The fragility of life: a mesmerizing account of a baby lost to miscarriage
By Dave AndruskoAs happens so often, courtesy of the “World Wide Web,” a reader ran across a story I posted a while back and commented. The topic struck home with her in such a compelling way I am taking the liberty of reposting the story for others who may feel the same response.
The day is rapidly getting away from me. I want to make sure that if I get to no other story today, I tell you about “THANKSGIVING IN MONGOLIA: Adventure and heartbreak at the edge of the earth,” by Ariel Levy which appeared in the New Yorker.
It is Ms. Levy’s deeply sorrowful account of her miscarriage while on assignment in, of all places, Mongolia.
Over the decades I have read many stories of wanted babies lost, despite all that the mother could do. And, like anyone with a huge extended family, there have been many miscarriages in the Andrusko/Castle clan. But perhaps because our daughter-in-law recently delivered our second grandchild safely, this essay really hit home
Tragically, Levy blames herself for flying thousands of miles while in her 19th week, although her doctor assures her that had nothing to do with the loss of her baby boy. (The doctor told her she had a placental abruption, a very rare condition and that her miscarriage could have happened any place. Levy lost her baby in her hotel room.)
While there are a few asides that are hardly PG, I would strongly encourage you to read her narrative. While it is very difficult to read, there are whole sections that remind us just how developed, how amazingly beautiful the unborn child actually is and how profoundly we grieve when a child is lost.

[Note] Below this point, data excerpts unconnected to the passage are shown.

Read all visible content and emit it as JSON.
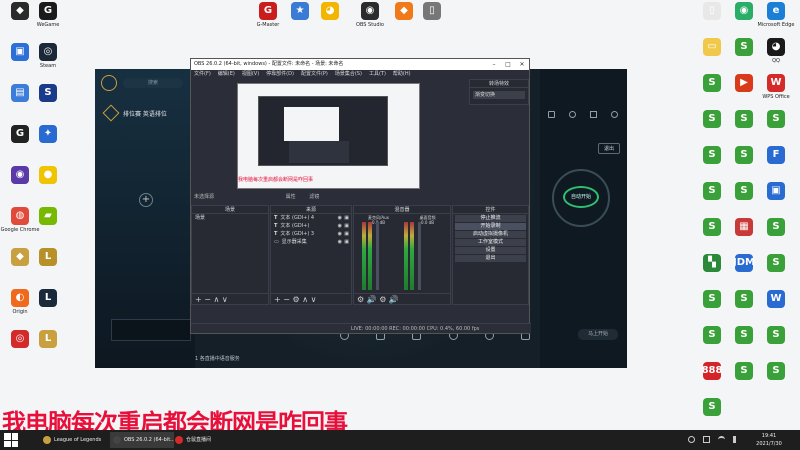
{
  "desktop": {
    "left_icons": [
      {
        "label": "",
        "color": "#2b2b2b",
        "glyph": "◆"
      },
      {
        "label": "WeGame",
        "color": "#1b1b1b",
        "glyph": "G"
      },
      {
        "label": "",
        "color": "#2c6fd6",
        "glyph": "▣"
      },
      {
        "label": "Steam",
        "color": "#1b2838",
        "glyph": "◎"
      },
      {
        "label": "",
        "color": "#3b7dd8",
        "glyph": "▤"
      },
      {
        "label": "",
        "color": "#1a3a8a",
        "glyph": "S"
      },
      {
        "label": "",
        "color": "#222222",
        "glyph": "G"
      },
      {
        "label": "",
        "color": "#2a6bd1",
        "glyph": "✦"
      },
      {
        "label": "",
        "color": "#5a3aa8",
        "glyph": "◉"
      },
      {
        "label": "",
        "color": "#f0c400",
        "glyph": "●"
      },
      {
        "label": "Google Chrome",
        "color": "#e04a3a",
        "glyph": "◍"
      },
      {
        "label": "",
        "color": "#76b900",
        "glyph": "▰"
      },
      {
        "label": "",
        "color": "#c8a040",
        "glyph": "◆"
      },
      {
        "label": "",
        "color": "#b8902a",
        "glyph": "L"
      },
      {
        "label": "Origin",
        "color": "#f06a1e",
        "glyph": "◐"
      },
      {
        "label": "",
        "color": "#1b2a3a",
        "glyph": "L"
      },
      {
        "label": "",
        "color": "#d42a2a",
        "glyph": "◎"
      },
      {
        "label": "",
        "color": "#c8a040",
        "glyph": "L"
      }
    ],
    "top_icons": [
      {
        "label": "G-Master",
        "color": "#c81e1e",
        "glyph": "G"
      },
      {
        "label": "",
        "color": "#3a7bd5",
        "glyph": "★"
      },
      {
        "label": "",
        "color": "#f2b600",
        "glyph": "◕"
      },
      {
        "label": "OBS Studio",
        "color": "#2b2b2b",
        "glyph": "◉"
      },
      {
        "label": "",
        "color": "#f07a1a",
        "glyph": "◆"
      },
      {
        "label": "",
        "color": "#777777",
        "glyph": "▯"
      }
    ],
    "right_icons": [
      {
        "label": "",
        "color": "#e8e8e8",
        "glyph": "▯"
      },
      {
        "label": "",
        "color": "#2aae67",
        "glyph": "◉"
      },
      {
        "label": "Microsoft Edge",
        "color": "#1b7fd6",
        "glyph": "e"
      },
      {
        "label": "",
        "color": "#f0c84a",
        "glyph": "▭"
      },
      {
        "label": "",
        "color": "#3aa13a",
        "glyph": "S"
      },
      {
        "label": "QQ",
        "color": "#1a1a1a",
        "glyph": "◕"
      },
      {
        "label": "",
        "color": "#3aa13a",
        "glyph": "S"
      },
      {
        "label": "",
        "color": "#d83a1a",
        "glyph": "▶"
      },
      {
        "label": "WPS Office",
        "color": "#d42a2a",
        "glyph": "W"
      },
      {
        "label": "",
        "color": "#3aa13a",
        "glyph": "S"
      },
      {
        "label": "",
        "color": "#3aa13a",
        "glyph": "S"
      },
      {
        "label": "",
        "color": "#3aa13a",
        "glyph": "S"
      },
      {
        "label": "",
        "color": "#3aa13a",
        "glyph": "S"
      },
      {
        "label": "",
        "color": "#3aa13a",
        "glyph": "S"
      },
      {
        "label": "",
        "color": "#2a6bd1",
        "glyph": "F"
      },
      {
        "label": "",
        "color": "#3aa13a",
        "glyph": "S"
      },
      {
        "label": "",
        "color": "#3aa13a",
        "glyph": "S"
      },
      {
        "label": "",
        "color": "#2a6bd1",
        "glyph": "▣"
      },
      {
        "label": "",
        "color": "#3aa13a",
        "glyph": "S"
      },
      {
        "label": "",
        "color": "#c83a3a",
        "glyph": "▦"
      },
      {
        "label": "",
        "color": "#3aa13a",
        "glyph": "S"
      },
      {
        "label": "",
        "color": "#2a8a3a",
        "glyph": "▚"
      },
      {
        "label": "",
        "color": "#2a6bd1",
        "glyph": "JDM"
      },
      {
        "label": "",
        "color": "#3aa13a",
        "glyph": "S"
      },
      {
        "label": "",
        "color": "#3aa13a",
        "glyph": "S"
      },
      {
        "label": "",
        "color": "#3aa13a",
        "glyph": "S"
      },
      {
        "label": "",
        "color": "#2a6bd1",
        "glyph": "W"
      },
      {
        "label": "",
        "color": "#3aa13a",
        "glyph": "S"
      },
      {
        "label": "",
        "color": "#3aa13a",
        "glyph": "S"
      },
      {
        "label": "",
        "color": "#3aa13a",
        "glyph": "S"
      },
      {
        "label": "",
        "color": "#d4242a",
        "glyph": "888"
      },
      {
        "label": "",
        "color": "#3aa13a",
        "glyph": "S"
      },
      {
        "label": "",
        "color": "#3aa13a",
        "glyph": "S"
      },
      {
        "label": "",
        "color": "#3aa13a",
        "glyph": "S"
      }
    ]
  },
  "game_client": {
    "search_placeholder": "搜索",
    "mode_title": "排位赛 英语排位",
    "exit_label": "退出",
    "start_label": "自动开始",
    "bottom_hint": "1 各直播中语音服务",
    "bottom_left_buttons": [
      "",
      "",
      ""
    ],
    "bottom_actions": [
      "直播间",
      "",
      "",
      "",
      "",
      ""
    ],
    "right_action": "马上开始"
  },
  "obs": {
    "window_title": "OBS 26.0.2 (64-bit, windows) - 配置文件: 未命名 - 场景: 未命名",
    "menu": [
      "文件(F)",
      "编辑(E)",
      "视图(V)",
      "停靠部件(D)",
      "配置文件(P)",
      "场景集合(S)",
      "工具(T)",
      "帮助(H)"
    ],
    "transition_title": "转场特效",
    "transition_value": "渐变切换",
    "preview_caption": "我电脑每次重启都会断网是咋回事",
    "source_name": "未选择源",
    "properties_label": "属性",
    "filters_label": "滤镜",
    "docks": {
      "scenes_title": "场景",
      "sources_title": "来源",
      "mixer_title": "混音器",
      "controls_title": "控件"
    },
    "scenes": [
      "场景"
    ],
    "sources": [
      {
        "icon": "T",
        "name": "文本 (GDI+) 4"
      },
      {
        "icon": "T",
        "name": "文本 (GDI+)"
      },
      {
        "icon": "T",
        "name": "文本 (GDI+) 3"
      },
      {
        "icon": "▭",
        "name": "显示器采集"
      }
    ],
    "mixer_channels": [
      {
        "name": "麦克风/Aux",
        "db": "0.0 dB"
      },
      {
        "name": "桌面音频",
        "db": "0.0 dB"
      }
    ],
    "controls": [
      "停止推流",
      "开始录制",
      "启动虚拟摄像机",
      "工作室模式",
      "设置",
      "退出"
    ],
    "status": "LIVE: 00:00:00   REC: 00:00:00   CPU: 0.4%, 60.00 fps"
  },
  "taskbar": {
    "apps": [
      {
        "label": "League of Legends",
        "color": "#c8a040"
      },
      {
        "label": "OBS 26.0.2 (64-bit...)",
        "color": "#444444"
      },
      {
        "label": "仓鼠直播间",
        "color": "#d42a2a"
      }
    ],
    "time": "19:41",
    "date": "2021/7/30"
  },
  "overlay": {
    "text": "我电脑每次重启都会断网是咋回事"
  }
}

What follows is an extensive quote, which begins just after she writes of tremendous pain so frightful it drops her to her knees:
“I felt an unholy storm move
through my body, and after that there is a brief lapse in my
recollection; either I blacked out from the pain or I have blotted out
the memory. And then there was another person on the floor in front of
me, moving his arms and legs, alive. I heard myself say out loud, ‘This
can’t be good.’ But it looked good. My baby was as pretty as a seashell.
“He was translucent and pink and
very, very small, but he was flawless. His lovely lips were opening and
closing, opening and closing, swallowing the new world. For a length of
time I cannot delineate, I sat there, awestruck, transfixed. Every
finger, every toenail, the golden shadow of his eyebrows coming in, the
elegance of his shoulders—all of it was miraculous, astonishing. I held
him up to my face, his head and shoulders filling my hand, his legs
dangling almost to my elbow. I tried to think of something maternal I
could do to convey to him that I was, in fact, his mother, and that I
had the situation completely under control. I kissed his forehead and
his skin felt like a silky frog’s on my mouth.
“I was vaguely aware that there
was an enormous volume of blood rushing out of me, and eventually that
seemed interesting, too. I looked back and forth between my offspring
and the lake of blood consuming the bathroom floor and I wondered what
to do about the umbilical cord connecting those two things. It was
surprisingly thick and ghostly white, a twisted human rope. I felt sure
that it needed to be severed—that’s always the first thing that happens
in the movies. I was afraid that if I didn’t cut that cord my baby would
somehow suffocate. I didn’t have scissors. I yanked it out of myself
with one swift, violent tug.
“In my hand, his skin started to
turn a soft shade of purple. I bled my way across the room to my phone
and dialled the number for Cox’s doctor. I told the voice that answered
that I had given birth in the Blue Sky Hotel and that I had been
pregnant for nineteen weeks. The voice said that the baby would not
live. ‘He’s alive now,’ I said, looking at the person in my left hand.
The voice said that he understood, but that it wouldn’t last, and that
he would send an ambulance for us right away. I told him that if there
was no chance the baby would make it I might as well take a cab. He said
that that was not a good idea.
“Before I put down my phone, I took a picture of my son. I worried that if I didn’t I would never believe he had existed.”
People try to say the right thing—sometimes they do, sometimes they don’t. But Levy wants them (and us) to know this loss was of a somebody, not an abstraction or a “potential person.”
She writes, “I had given birth, however briefly, to another human being, and it seemed crucial that people understand this. Often, after I told them, I tried to get them to look at the picture of the baby on my phone.”
By everything she wrote Levy’s healing will be very slow, very gradual. Perhaps this is because she was older when she became pregnant, having not really thought that parenthood was necessarily for her. Although she never says it in so many words, Levy likely believes this was her only chance to bear a child.
Say a prayer for her and all the other mothers who have lost babies to a miscarriage.